LOCAL ACT ‌ Self-Justification 

Bring Out Your Dead explain their story

click to enlarge Local quartet Bring Out Your Dead: actually lively stuff! - LESLIE MCKELLAR
  • Leslie McKellar
  • Local quartet Bring Out Your Dead: actually lively stuff!

Bring Out Your Dead
Wed. April 4 / Fri. April 6
8 p.m. / 9 p.m.
Free
Cisco's Cafe / Checkered Flag Bar & Grill
1114 Sam Rittenberg Blvd. / 2366 Ashley River Road
571-6441 / 225-5322
www.myspace.com/boydband

Mike: Hey man, I'd like to write something for your weekly paper!

Ballard: Oh, yeah? Why don't you start with a self-interview of your new band?

Getting publicity for a band is never easy unless you're the sort of group that causes destruction of property, inciting of riots, or unnatural acts with barnyard animals. Seeing as my band, Bring Out Your Dead, (B.O.Y.D for short) falls into none of these categories, I decided it was only right and proper to take my case to City Paper music editor Ballard Lesemann and make a pitch for a feature about what makes us different. Over several pints of ale at the neighborhood bar, he came up with the idea of me interviewing my own band and writing the article myself. I agreed.

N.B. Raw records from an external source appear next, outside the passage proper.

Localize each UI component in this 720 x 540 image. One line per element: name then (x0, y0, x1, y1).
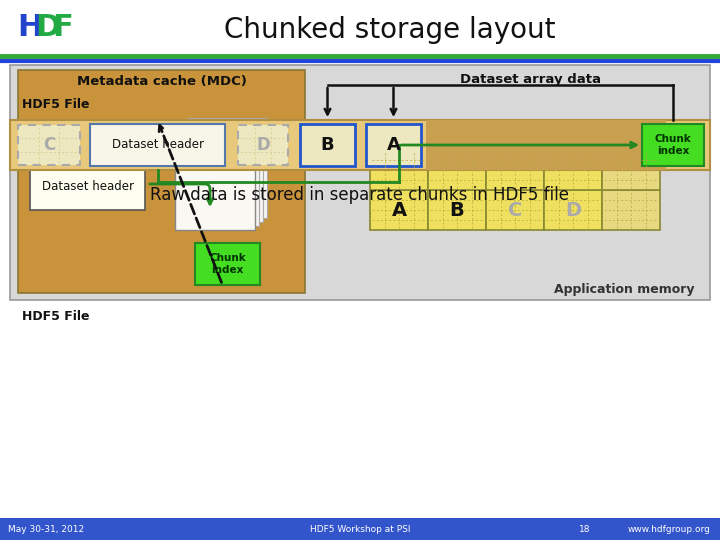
Text: Dataset header: Dataset header (42, 179, 133, 192)
Text: May 30-31, 2012: May 30-31, 2012 (8, 524, 84, 534)
Bar (175, 130, 255, 230)
Bar (187, 118, 267, 218)
Text: A: A (392, 200, 407, 219)
Text: A: A (387, 136, 400, 154)
Bar (370, 190, 428, 230)
Bar (426, 120, 666, 170)
Text: C: C (43, 136, 55, 154)
Text: 18: 18 (580, 524, 590, 534)
Bar (428, 150, 486, 190)
Bar (544, 190, 602, 230)
Text: D: D (256, 136, 270, 154)
Bar (10, 65, 710, 300)
Text: Chunk
index: Chunk index (654, 134, 691, 156)
Bar (370, 150, 428, 190)
Text: C: C (508, 200, 522, 219)
Text: HDF5 Workshop at PSI: HDF5 Workshop at PSI (310, 524, 410, 534)
Bar (238, 125, 288, 165)
Bar (195, 243, 260, 285)
Bar (0, 518, 720, 540)
Text: Dataset header: Dataset header (112, 138, 204, 152)
Text: HDF5 File: HDF5 File (22, 98, 89, 111)
Bar (428, 190, 486, 230)
Text: B: B (449, 200, 464, 219)
Text: Dataset array data: Dataset array data (459, 73, 600, 86)
Text: D: D (565, 200, 581, 219)
Bar (366, 124, 421, 166)
Bar (179, 126, 259, 226)
Text: HDF5 File: HDF5 File (22, 309, 89, 322)
Text: Application memory: Application memory (554, 284, 695, 296)
Bar (30, 162, 145, 210)
Bar (602, 150, 660, 190)
Text: B: B (320, 136, 334, 154)
Text: Chunked storage layout: Chunked storage layout (224, 16, 556, 44)
Bar (10, 120, 710, 170)
Bar (300, 124, 355, 166)
Bar (486, 190, 544, 230)
Text: D: D (35, 12, 60, 42)
Bar (183, 122, 263, 222)
Text: H: H (17, 12, 42, 42)
Text: F: F (53, 12, 73, 42)
Bar (18, 125, 80, 165)
Bar (18, 70, 305, 293)
Bar (544, 150, 602, 190)
Text: Metadata cache (MDC): Metadata cache (MDC) (76, 76, 246, 89)
Bar (642, 124, 704, 166)
Bar (90, 124, 225, 166)
Bar (486, 150, 544, 190)
Bar (602, 190, 660, 230)
Text: Chunk
index: Chunk index (209, 253, 246, 275)
Text: Raw data is stored in separate chunks in HDF5 file: Raw data is stored in separate chunks in… (150, 186, 570, 204)
Text: www.hdfgroup.org: www.hdfgroup.org (627, 524, 710, 534)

It seemed like a great idea at the time, but now that I'm setting fingers to keyboard I'm feeling the desire for a bottle of tequila to stave away the nagging fear of abject pretentiousness. On the other hand, I suppose if you want something done right...

I'm the drummer and one of the singers for B.O.Y.D. -- and an unashamed "Yankee" hailing from Baltimore. I have been playing drums in various bands since before I reached the age of consent. I moved to the Charleston area a couple years ago to be with my beautiful wife, and have been playing in B.O.Y.D. for about seven months.

This week, I attempted to forget that I was an official band member and interviewed a couple of my bandmates about why people should want to leave their comfortable homes in the evening and come out and see us.

"At some point in the evening you get to see all of us take the lead," says singer/guitarist and songwriter Cecilla Brown. "We add some spice that you just don't get to see at any old show in Charleston. Whether it's a bad-ass violin solo in an original rock song or some four-part a cappella harmony that will take your breath for a moment."

As someone who couldn't write a song to escape a ripped, wet, paper bag, I appreciate the fact that we have three diverse songwriters in the group. Sherri Harrison, our resident songwriter/electric violinist/keyboardist/singer, has already contributed to our growing list of original material with her soul-gripping song, "Forgiven." I'd heard a scratch track of it, with her on guitar and vocals, and I immediately knew how the drums should sound. I can only hint that it sounds like an evil Fleetwood Mac, but somehow that doesn't do it justice.

Bassist, singer, and songwriter Erin Johns has contributed several originals as well as a few covers that have been "Erinized" for maximum funkiness. "One of them is called 'The Gallows,' and it's about the term 'nice,' and when you're a nice person, or a kind person, how that tends to be misconstrued as 'doormat.' And that sucks. And it's about having a shit-ton of love to give and not being able to express it in a way that people will actually get it."

When asked what defined us as a band, Cecilla put it well: "We are four folks who love and are passionate about music," she says. "We have no delusions about being 'discovered' while playing at Cisco's on a Wednesday night. We just want people to have a good time. We aren't a 'get-drunk-and-raise-hell-and-oh-yeah-we'll-try-to-play-music-too' band; we don't even drink while we play. The crowd and the music are definitely our focus. Please don't misunderstand, there is a lot of drinking and even more raising hell, but we are just the entertainment."